A. Dual-emission ratio microscopic images (FRET/CFP) of wild-type (top) or ΔyhjH mutant (bottom) S. Typhimurium expressing pBcsA-Spy. Pseudocolors represent emission ratios (527/480 nm) of the FRET-based biosensor as indicated by the figure legend to the left. B. Histogram showing the fraction of cells that demonstrate the indicated nFRET/CFP ratios for control strains expressing a DGC or a PDE off of an arabinose-inducible promoter (top) and either wild-type or ΔyhjH mutant strains (bottom). nFRET/CFP ratios are different than FRET/CFP ratios since nFRET intensities have been corrected for bleedthrough and fluorescence in the YFP channel. nFRET: net FRET intensity, calculated by subtracting bleedthrough coefficients and intensity of the YFP channel as detailed in Materials and Methods. The difference in nFRET/CFP ratios between the wild-type and the ΔyhjH is not significant (P > 0.05). C. Visible light (top) and UV (bottom) images of strains of S. Typhimurium on soft- agar motility plates with calcofluor, incubated at 37°C for 2 hours. This plate was supplemented with 100 mM IPTG.
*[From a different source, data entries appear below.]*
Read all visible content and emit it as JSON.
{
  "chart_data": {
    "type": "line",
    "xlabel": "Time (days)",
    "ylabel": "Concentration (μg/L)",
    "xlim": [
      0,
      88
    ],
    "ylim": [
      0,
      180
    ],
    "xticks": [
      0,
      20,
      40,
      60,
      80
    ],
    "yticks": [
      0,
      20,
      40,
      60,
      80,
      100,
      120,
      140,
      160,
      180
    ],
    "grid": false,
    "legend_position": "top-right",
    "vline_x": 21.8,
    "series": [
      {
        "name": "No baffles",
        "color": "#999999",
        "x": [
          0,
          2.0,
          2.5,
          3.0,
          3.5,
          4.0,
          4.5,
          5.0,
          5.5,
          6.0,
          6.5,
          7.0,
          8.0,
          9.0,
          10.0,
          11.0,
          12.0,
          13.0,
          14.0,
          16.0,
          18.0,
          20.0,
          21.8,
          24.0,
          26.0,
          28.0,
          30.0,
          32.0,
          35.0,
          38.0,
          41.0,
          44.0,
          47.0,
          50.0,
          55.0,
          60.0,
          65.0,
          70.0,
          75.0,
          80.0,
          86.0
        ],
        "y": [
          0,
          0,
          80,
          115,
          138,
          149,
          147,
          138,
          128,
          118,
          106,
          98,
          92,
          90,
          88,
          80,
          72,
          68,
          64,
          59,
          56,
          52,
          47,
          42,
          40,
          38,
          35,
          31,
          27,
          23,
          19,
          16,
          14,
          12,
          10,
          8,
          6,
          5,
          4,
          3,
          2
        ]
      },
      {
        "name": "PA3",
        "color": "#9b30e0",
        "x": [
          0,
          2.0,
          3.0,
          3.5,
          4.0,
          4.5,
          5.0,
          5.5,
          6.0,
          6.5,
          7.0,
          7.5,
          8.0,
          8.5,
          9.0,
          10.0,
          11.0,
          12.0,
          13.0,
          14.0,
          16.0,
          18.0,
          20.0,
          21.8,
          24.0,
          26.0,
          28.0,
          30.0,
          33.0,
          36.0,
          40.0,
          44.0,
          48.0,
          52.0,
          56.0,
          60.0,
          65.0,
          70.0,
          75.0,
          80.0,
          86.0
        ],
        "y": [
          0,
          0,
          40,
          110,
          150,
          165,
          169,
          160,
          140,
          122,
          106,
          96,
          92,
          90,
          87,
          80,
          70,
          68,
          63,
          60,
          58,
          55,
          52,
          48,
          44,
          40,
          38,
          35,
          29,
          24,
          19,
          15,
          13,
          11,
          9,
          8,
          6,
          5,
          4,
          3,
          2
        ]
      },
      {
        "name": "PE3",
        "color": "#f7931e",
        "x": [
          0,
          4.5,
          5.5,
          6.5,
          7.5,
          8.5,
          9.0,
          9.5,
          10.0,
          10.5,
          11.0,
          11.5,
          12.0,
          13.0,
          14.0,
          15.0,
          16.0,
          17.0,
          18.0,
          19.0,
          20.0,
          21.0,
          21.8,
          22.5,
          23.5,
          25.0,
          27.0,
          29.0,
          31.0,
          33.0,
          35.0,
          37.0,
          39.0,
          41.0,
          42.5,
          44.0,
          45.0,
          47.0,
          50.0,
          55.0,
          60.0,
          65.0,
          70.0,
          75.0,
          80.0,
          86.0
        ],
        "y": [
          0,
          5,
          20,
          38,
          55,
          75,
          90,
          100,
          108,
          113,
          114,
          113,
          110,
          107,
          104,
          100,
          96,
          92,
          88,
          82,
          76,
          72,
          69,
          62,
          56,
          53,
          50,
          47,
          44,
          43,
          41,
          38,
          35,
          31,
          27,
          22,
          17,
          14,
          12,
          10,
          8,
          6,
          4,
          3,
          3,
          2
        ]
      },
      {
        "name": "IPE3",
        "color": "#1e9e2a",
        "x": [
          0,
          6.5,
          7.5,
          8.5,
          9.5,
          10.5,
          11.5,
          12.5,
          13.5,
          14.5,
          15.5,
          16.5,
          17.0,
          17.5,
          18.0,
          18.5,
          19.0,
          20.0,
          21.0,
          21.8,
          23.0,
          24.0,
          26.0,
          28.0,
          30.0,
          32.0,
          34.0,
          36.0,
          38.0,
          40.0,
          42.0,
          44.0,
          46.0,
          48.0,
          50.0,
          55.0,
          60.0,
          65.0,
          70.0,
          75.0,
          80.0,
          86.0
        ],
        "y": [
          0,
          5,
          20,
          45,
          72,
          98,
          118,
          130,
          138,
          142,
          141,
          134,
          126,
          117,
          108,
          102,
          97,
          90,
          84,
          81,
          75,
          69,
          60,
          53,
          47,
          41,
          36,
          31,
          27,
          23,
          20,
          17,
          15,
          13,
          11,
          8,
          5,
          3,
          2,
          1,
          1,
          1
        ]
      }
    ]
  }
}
Fig. 8. The binding affinities of YcgR and BcsA for c-di-GMP determines cellular phenotypes

When cellular c-di-GMP levels are kept low by PDEs such as YhjH, neither PilZ domain protein is bound to c-di- GMP, resulting in a motile cell that does not produce cellulose. As cellular DGCs increase the concentration of c-di-GMP past the K_d for YcgR, YcgR becomes bound to c-di-GMP and thus inhibits motility, even at the levels of c-di-GMP that are not high enough to bind BcsA. Activation of AdrA expression results in enough c-di-GMP being produced to bind to BcsA, and cellulose synthesis occurs.